Getting down on the Farm

Strange. She doesn't look so upset about being abducted while a State Farm agent looks on approvingly with a decidedly creepy look on her face. Meanwhile, a sandwich is eaten.

My agent didn't look like this. We find that unbuttoning our shirts leads to higher customer satisfaction.

State Farm.

Say it with me. It just rolls off the tongue. State Farm.

Think about it, though. “State.” And “Farm.” State Farm. The name conjures up images of a government run co-op. Yet it’s an insurance company.

A commercial they’ve been running recently shows three guys chillin’ around the house. Suddenly their ribald conversation is interupted by a baseball crashing through the window. No problem, says one of the young men. He sings, “Like a good neighbor, State Farm is there.”

Poof! A pretty, vivacious agent is standing in the living room. “Hey, Dave,” she says. Wow, she even recognizes her customer! And she’s dressed nice, too, her shirt unbuttoned pretty darn low. I won’t even go out in public with my shirt unbuttoned that low.

It's a State Farm hot tub party! Hey baby, is that clipboard waterproof? I'm about to make a claim on some damages!

The young men quickly realize the power of the State Farm jingle. So they bust out with their second wish and waste it on … a sandwich??? Seriously? WTF! That had better be one damn good sandwich.

Then the customer ramps up his game, though, into some good oldfashioned sexist kidnapping. “And the girl from 4E,” he says, and suddenly his hot neighbor is sitting next to him on the sofa, sitting cross-legged with her laptop. Apparently she was doing some computing when she was abducted by the guy’s State Farm agent.

The state is now set. The three young men now have two attractive females in their domicile and their sandwich. Everything is ready. The third young men now gets in with his wish.

“And can I get a hot tub?”

Woop, there it is! That agent must be holding one powerful clipboard, eh?

The baseball is forgotten and we all know what happens next.

As the scene fades, the announcer wraps it all up nicely. “Find out what else State Farm agents can do for you.”

So, if you live in an area prone to be hit by baseballs, and you like abducting women, sandwiches and hot tubs, make sure you consider State Farm as your insurance company.

Funny, back when I was a State Farm customer, I never met my agent a single time. She had legions of secretaries who did all that stuff. In fact, I never even talked to her on the phone a single time. And I can guarantee you she wouldn’t recognize me by sight. And when I did put in a claim, not only did I not get my wishes answered, they canceled my policy for the audacity of putting in a claim once. (Something that almost cost me my chance of buying a new home when no one else would cover me, either, after one claim in 20 years.)

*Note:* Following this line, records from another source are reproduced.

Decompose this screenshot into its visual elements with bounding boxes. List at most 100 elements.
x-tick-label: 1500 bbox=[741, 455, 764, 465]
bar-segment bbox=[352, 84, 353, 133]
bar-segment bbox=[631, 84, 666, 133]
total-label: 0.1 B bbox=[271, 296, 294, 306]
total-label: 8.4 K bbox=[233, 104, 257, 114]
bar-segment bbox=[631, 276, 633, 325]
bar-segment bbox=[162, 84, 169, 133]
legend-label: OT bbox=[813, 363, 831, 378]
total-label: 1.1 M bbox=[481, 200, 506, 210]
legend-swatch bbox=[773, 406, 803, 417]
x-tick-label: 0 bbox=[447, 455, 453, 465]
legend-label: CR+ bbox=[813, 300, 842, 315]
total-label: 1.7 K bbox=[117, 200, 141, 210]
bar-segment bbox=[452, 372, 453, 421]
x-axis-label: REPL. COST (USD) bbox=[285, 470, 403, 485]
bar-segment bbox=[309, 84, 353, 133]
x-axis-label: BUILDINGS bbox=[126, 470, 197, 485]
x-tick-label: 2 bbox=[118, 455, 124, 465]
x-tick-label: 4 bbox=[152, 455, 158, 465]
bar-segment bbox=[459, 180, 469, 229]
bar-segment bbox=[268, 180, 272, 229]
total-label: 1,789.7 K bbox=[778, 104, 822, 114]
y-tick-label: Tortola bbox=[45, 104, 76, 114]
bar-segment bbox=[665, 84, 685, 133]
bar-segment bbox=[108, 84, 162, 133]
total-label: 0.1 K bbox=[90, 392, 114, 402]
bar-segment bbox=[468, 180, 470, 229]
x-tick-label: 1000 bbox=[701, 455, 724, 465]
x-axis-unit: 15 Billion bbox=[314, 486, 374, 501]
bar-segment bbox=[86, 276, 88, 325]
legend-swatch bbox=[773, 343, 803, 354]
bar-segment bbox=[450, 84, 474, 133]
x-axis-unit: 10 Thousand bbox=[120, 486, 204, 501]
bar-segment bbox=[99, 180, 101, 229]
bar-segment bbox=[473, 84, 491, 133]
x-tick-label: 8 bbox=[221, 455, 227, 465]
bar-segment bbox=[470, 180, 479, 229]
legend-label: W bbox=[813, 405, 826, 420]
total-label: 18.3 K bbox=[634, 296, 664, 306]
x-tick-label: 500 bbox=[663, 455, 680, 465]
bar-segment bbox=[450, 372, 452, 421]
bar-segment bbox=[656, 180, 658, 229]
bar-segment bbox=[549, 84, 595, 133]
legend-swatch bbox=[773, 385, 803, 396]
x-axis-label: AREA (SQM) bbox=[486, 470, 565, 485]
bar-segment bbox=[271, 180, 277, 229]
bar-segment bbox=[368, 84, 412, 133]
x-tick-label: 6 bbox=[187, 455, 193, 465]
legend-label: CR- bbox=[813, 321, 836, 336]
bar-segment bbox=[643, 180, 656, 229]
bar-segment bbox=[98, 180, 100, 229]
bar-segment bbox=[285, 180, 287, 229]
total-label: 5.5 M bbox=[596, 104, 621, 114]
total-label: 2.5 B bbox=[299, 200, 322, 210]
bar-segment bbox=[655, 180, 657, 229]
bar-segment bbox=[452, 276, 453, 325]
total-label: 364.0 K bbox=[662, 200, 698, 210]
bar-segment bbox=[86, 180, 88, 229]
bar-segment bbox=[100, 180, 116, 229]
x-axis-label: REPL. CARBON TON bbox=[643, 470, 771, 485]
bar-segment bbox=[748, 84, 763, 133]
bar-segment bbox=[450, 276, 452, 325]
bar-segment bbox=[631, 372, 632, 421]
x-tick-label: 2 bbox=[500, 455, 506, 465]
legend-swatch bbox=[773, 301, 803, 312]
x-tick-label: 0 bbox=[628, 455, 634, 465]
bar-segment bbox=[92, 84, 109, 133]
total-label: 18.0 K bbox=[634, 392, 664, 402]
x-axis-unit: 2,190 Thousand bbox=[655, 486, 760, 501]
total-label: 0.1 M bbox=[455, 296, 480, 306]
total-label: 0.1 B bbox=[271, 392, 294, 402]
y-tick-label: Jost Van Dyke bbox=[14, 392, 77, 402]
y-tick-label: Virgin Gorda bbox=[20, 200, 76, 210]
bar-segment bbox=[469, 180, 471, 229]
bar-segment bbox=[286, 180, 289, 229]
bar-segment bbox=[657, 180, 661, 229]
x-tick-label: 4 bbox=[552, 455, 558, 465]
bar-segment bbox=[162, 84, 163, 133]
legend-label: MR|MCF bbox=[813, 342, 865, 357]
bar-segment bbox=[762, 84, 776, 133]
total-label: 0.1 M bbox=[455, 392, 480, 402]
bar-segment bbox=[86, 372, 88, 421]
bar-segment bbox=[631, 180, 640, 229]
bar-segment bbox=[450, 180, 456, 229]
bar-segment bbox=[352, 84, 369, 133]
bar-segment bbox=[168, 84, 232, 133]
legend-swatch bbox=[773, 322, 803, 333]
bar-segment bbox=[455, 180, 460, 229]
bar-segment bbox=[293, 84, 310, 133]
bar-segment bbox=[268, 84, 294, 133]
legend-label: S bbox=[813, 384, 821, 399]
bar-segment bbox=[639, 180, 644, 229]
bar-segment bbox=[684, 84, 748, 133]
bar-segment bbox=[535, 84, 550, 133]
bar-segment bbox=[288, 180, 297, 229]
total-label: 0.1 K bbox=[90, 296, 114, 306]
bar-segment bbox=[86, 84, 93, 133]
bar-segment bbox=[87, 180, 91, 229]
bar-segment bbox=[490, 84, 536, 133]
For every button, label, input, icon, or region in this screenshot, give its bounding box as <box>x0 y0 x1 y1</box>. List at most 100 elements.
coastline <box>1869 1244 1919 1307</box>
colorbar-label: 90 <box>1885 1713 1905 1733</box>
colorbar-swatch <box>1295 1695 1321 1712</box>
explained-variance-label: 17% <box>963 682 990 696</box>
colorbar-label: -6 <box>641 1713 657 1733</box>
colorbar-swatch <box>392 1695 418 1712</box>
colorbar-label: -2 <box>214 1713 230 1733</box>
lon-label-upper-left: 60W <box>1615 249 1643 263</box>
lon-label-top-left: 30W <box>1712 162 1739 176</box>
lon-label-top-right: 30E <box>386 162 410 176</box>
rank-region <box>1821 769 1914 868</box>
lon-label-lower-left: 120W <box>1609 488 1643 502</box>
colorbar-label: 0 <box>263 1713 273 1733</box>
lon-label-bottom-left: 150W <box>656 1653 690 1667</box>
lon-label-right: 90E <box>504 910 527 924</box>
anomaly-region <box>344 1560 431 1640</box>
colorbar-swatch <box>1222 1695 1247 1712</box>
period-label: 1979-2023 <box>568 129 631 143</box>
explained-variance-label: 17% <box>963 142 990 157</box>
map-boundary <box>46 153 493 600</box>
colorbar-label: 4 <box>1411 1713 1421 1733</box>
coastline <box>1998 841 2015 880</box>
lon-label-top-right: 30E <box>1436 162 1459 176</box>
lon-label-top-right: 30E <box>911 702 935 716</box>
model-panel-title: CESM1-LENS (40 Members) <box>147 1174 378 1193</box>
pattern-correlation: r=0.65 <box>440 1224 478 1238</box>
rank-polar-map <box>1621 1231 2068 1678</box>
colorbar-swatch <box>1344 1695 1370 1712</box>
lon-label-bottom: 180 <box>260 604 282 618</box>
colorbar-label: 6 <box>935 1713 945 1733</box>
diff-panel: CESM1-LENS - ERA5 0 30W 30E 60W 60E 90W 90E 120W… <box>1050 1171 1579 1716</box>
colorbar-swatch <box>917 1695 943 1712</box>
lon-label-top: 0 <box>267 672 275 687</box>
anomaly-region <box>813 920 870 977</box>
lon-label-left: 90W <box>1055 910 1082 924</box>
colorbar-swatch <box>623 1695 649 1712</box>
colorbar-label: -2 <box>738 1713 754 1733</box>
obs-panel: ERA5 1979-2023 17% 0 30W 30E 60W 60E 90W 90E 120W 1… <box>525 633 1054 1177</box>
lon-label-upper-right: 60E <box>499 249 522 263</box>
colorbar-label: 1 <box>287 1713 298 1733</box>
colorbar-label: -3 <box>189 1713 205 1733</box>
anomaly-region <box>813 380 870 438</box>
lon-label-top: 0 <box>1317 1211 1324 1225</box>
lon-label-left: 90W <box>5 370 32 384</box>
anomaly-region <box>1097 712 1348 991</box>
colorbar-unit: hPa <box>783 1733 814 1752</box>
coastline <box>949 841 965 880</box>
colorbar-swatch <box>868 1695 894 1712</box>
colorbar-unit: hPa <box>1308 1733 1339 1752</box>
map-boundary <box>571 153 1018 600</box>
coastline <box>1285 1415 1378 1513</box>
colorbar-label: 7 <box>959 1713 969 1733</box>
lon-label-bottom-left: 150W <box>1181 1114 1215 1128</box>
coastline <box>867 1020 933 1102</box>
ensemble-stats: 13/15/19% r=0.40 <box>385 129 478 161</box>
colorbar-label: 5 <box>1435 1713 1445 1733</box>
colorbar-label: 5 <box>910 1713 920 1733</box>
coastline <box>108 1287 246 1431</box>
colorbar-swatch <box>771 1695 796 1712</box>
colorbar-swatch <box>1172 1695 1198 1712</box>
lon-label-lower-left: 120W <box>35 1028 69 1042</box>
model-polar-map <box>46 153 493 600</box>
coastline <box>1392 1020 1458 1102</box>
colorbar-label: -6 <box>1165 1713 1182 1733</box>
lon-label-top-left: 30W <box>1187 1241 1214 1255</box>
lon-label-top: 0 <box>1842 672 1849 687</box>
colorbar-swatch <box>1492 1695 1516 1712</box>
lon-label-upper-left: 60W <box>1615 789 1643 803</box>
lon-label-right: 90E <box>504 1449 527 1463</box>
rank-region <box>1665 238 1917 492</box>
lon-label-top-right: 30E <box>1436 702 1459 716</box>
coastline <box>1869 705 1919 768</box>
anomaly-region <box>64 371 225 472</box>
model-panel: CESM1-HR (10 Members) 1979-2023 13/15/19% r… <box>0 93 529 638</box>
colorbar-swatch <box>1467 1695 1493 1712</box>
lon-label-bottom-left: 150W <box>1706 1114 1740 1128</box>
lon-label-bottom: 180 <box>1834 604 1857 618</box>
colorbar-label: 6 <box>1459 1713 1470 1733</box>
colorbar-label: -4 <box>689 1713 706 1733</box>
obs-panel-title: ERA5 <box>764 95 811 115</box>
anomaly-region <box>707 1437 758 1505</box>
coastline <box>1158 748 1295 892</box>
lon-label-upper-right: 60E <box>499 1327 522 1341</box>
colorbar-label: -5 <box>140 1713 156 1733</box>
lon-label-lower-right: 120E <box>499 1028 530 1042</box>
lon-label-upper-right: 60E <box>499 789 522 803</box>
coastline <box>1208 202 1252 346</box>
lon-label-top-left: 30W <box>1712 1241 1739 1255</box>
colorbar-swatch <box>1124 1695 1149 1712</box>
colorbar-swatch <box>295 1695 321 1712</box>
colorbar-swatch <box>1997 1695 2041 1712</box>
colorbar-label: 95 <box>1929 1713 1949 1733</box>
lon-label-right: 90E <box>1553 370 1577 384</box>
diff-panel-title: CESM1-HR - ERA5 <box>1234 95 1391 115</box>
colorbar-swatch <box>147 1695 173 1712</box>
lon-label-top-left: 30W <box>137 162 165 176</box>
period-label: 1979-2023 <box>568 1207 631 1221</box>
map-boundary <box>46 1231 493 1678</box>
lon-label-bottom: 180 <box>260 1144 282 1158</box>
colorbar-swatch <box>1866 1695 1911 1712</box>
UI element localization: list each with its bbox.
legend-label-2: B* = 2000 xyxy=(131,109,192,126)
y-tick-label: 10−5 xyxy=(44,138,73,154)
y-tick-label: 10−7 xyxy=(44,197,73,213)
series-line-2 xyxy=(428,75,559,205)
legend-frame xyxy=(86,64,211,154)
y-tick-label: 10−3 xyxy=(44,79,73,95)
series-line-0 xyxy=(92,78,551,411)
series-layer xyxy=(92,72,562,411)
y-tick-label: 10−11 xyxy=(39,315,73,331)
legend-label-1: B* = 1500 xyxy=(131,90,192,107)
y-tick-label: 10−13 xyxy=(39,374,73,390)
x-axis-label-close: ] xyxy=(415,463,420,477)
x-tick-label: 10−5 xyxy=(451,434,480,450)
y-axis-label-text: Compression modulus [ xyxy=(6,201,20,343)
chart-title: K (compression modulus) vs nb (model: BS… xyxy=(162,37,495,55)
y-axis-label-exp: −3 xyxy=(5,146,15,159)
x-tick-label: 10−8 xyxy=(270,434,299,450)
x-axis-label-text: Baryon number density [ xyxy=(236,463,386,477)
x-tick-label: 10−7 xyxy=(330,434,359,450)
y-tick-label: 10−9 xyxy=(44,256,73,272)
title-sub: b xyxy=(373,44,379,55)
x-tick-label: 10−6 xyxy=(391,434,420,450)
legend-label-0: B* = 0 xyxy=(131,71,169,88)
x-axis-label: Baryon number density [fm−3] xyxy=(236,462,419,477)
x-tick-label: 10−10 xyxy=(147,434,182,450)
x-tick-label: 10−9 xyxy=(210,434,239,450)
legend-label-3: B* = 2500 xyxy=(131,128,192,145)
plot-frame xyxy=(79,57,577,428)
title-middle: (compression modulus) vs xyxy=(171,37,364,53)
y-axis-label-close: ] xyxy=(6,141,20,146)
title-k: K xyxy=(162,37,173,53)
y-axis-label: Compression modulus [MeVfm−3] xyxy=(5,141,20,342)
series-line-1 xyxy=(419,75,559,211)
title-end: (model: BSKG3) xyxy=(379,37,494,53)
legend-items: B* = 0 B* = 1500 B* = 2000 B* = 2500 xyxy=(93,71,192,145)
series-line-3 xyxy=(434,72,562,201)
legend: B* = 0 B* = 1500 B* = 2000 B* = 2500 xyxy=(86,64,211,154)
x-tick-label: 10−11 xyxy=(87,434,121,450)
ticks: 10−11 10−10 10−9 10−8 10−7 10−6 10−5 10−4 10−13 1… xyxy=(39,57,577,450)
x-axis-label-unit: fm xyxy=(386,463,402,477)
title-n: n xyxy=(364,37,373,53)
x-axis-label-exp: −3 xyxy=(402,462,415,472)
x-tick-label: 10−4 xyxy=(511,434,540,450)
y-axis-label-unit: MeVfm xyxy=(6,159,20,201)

And they call that being a good neighbor?

“Sorry, Bob. I appreciate you helping me with my house six times in the last five years, but when we made that deal my fingers were crossed. I’m afraid I can’t help you fight that fire right now. Survivor is on! Good luck, buddy. Let me know how it works out.”

Insurance companies don’t exist to grant wishes. They exist to take your money and deny claims. That’s how they turn a profit. That’s what they do.

A 2007 investigation by CNN reported that major car insurance companies, including State Farm and Allstate Insurance, are increasingly fighting claims from those injured by their insured members. In some cases the settlement proposed amounts to just $50 or the threat that any lawsuit would be made so expensive and time-consuming that it wouldn’t be worth the victim’s time. State Farm and Allstate have denied these allegations. This followed on the heels of criminal investigations by the states of Louisiana and Mississippi, which found that State Farm had wrongly denied claims stemming from Hurricane Katrina. (Source: Wikipedia.)

Perhaps insurance companies should make real commercials rather than ones that look just like a horny adolescent’s sexual Weird Science fantasy.

2 responses

  1. Hrm…I haven’t seen that what-with hardly turning on the TV. I’m incredibly light on pop culture. It sounds like they’re trying to tell you if something bad happens, we give you money to do with however you please (rather than to fix what was broken).

    Like they’re lottery-insurance?

    Weird.

    I can attest to Progressive choosing to NOT total my car that any other company would’ve. Between the bent uniframe to all the crap costing thousands beyond the usual “half the car is worth” to total. I feel it worked out for me this time cos I didn’t have money to go out and buy something new/ better (considering an all wheel drive Subaru or something after the sled-cum-sportwagon).

    Like

    1. It’s worse, IMHO. Insurance companies make bottom-line decisions regarding what they will pay, who will get surgeries, and, in some cases, who will live and who will die. The commercial seeks to portray stodgy unfeeling bean counters as “cool” and the granters of wishes. That’s far worse than mere false advertising.

      I’m not sure about your comments about the car. Are you glad or upset the car wasn’t totaled?